President Trump listens to a speaker in the Oval Office of the White House on March 21. (Evan Vucci/Associated Press)

Here’s where things stand heading into Day 68 of the Trump administration:

President Trump is coming off the first big legislative defeat of his presidency, and now he’s got the poll numbers to prove it.

The newest Gallup daily tracking poll — the first survey released since the doomed Republican health-care bill was pulled Friday — shows Trump’s approval rating falling to 36 percent. That’s both the lowest of his presidency and lower than President Barack Obama’s approval rating ever sank in eight years of Gallup’s tracking poll.

The poll was conducted Friday through Sunday, so some of it was done before the bill was pulled. But the writing was on the wall when it came to the bill’s fate. On Friday afternoon, after having threatened to make the House vote on the measure — pass or fail — Trump called for it to be pulled and said it was time to move on.

Those are hardly unprecedented numbers, of course. As Gallup notes, Harry Truman, Lyndon B. Johnson, Richard Nixon, Jimmy Carter, Ronald Reagan and both George Bushes all spent time at 35 percent or below in its polling. But Trump has certainly gotten there faster — much faster — than his predecessors.

The question for Trump is just how much the health-care failure cuts into what is arguably the most important element of his political brand: his ability to cut deals and negotiate.

Polls showed that many Republicans who voted for Trump did so despite their reservations about him — including his temperament and his comments about women, minorities and a disabled reporter. The counterarguments were always that they believed he could effect change in Washington and that he could be the dealmaker the federal government needed. The failure of the health-care bill calls both of those things into question.

We’ll await more polling, but for now, the initial and limited polling we have suggests that Trump’s already-damaged brand was further damaged last week. And after one legislative battle, he’s in a uniquely poor position for a new president.


House Intelligence Committee Chairman Devin Nunes (R-Calif.) is increasingly on the hot seat, and it’s not helping the White House’s efforts to downplay the Russia situation.

Nunes’s spokesman acknowledged Monday that the chairman had visited the White House to review classified documents that Nunes said suggest that Trump and his associates might have been swept up in the intelligence community’s legal surveillance. He made the visit shortly before making the questionable decision to brief the White House itself on the situation.

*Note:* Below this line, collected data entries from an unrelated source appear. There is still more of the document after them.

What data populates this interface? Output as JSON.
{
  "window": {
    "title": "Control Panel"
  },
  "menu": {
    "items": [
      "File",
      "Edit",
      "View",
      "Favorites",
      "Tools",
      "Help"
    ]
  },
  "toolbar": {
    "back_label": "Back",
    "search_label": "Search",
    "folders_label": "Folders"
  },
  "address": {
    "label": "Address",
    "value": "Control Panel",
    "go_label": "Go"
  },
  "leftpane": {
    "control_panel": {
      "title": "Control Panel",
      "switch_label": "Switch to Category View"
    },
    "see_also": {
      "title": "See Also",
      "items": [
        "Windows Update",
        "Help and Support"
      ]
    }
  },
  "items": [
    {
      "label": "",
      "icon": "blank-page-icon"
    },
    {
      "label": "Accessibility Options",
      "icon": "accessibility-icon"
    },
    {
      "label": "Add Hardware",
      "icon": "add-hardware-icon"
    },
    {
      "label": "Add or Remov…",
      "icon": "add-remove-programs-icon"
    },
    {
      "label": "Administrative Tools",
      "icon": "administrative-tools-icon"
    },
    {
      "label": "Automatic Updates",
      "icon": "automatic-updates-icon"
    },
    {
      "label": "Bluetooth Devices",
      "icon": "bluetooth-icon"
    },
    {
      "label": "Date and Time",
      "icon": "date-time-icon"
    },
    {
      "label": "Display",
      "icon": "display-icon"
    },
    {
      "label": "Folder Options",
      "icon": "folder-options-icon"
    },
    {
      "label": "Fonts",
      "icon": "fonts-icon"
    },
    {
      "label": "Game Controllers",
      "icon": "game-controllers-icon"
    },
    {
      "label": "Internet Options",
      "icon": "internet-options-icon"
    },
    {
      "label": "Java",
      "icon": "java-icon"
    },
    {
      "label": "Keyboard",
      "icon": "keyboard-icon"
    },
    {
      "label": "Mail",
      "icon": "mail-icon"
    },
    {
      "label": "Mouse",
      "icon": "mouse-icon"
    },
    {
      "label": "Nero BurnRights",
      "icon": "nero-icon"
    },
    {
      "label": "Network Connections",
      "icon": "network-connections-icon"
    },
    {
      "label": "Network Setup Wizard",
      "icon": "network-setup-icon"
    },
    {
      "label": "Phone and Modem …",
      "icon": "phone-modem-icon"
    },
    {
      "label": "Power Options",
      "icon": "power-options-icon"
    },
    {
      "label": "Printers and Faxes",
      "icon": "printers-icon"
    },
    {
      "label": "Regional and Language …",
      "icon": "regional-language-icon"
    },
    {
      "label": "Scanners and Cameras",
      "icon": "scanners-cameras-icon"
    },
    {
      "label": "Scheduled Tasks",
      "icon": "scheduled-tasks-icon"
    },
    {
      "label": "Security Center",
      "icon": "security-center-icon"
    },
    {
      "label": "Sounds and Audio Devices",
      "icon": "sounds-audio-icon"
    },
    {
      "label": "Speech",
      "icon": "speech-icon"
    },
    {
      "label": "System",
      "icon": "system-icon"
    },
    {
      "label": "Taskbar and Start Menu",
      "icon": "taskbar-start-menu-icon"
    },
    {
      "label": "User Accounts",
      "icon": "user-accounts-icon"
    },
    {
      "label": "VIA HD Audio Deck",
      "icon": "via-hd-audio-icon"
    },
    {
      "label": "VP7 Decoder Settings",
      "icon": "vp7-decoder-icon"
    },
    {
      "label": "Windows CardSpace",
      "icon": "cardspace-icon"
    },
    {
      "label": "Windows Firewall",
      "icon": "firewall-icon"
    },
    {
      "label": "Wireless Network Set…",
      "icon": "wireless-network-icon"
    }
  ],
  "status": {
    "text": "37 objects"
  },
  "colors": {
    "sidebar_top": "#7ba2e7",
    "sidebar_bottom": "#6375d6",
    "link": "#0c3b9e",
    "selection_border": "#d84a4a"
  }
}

Nunes apologized last week for sharing the information he had obtained with the White House first, rather than the committee he chairs. And there remains the question about precisely who the source of the information is.

Complicating matters for Nunes is that he was a strong Trump supporter during the 2016 campaign and served on Trump’s transition team. At times in recent weeks, he has gone out of his way to shoot down questions about possibly unseemly activities involving the White House. Yet he’s also charged with investigating those same alleged activities.

The ranking Democrat on Nunes’s committee, Rep. Adam B. Schiff (D-Calif.), called for Nunes to recuse himself from the investigation Monday evening.

And Nunes probably didn’t help his cause later Monday night by telling Bill O’Reilly that Democrats want him off the committee because he’s so effective. (Which leads to the question: Effective at what?)

White House press secretary Sean Spicer on Monday declined to provide details of Nunes’s White House visit. “I’m not going to get into who he met with or why he met with them,” he said.

In related news, top Trump adviser Jared Kushner has made himself available for an interview with the Senate Intelligence Committee, the White House confirmed Monday. Kushner, who is also Trump’s son-in-law, is one of several Trump associates who had contact with Russian ambassador Sergey Kislyak, having met him during the transition period.


If there was one significant piece of Supreme Court news Monday, it was that Democrats appeared to be edging closer to filibustering Trump’s nomination of Neil Gorsuch — a move that would tempt Republicans to try to invoke the “nuclear option” and get rid of the filibuster and the 60-vote threshold for Supreme Court nominees.

After Senate Minority Leader Charles E. Schumer (D-N.Y.) said last week that Democrats would attempt a filibuster, the former chairman of the Senate Judiciary Committee, Sen. Patrick J. Leahy (D-Vt.), tweeted Monday that he was “never inclined” to filibuster a Supreme Court nominee.

After some pushback, Leahy clarified that a filibuster was very much on the table.

And then he said it again, for emphasis:

If there were any doubt how much pressure these senators are getting to filibuster Gorsuch, there it is.

Looking forward, expect plenty of other Democratic senators to go on the record when it comes to a filibuster. There are 48 senators in the Democratic caucus; CNN reports two have said they won’t support a filibuster, while 18 have suggested they will. Democrats would need 41 — seven or fewer defections.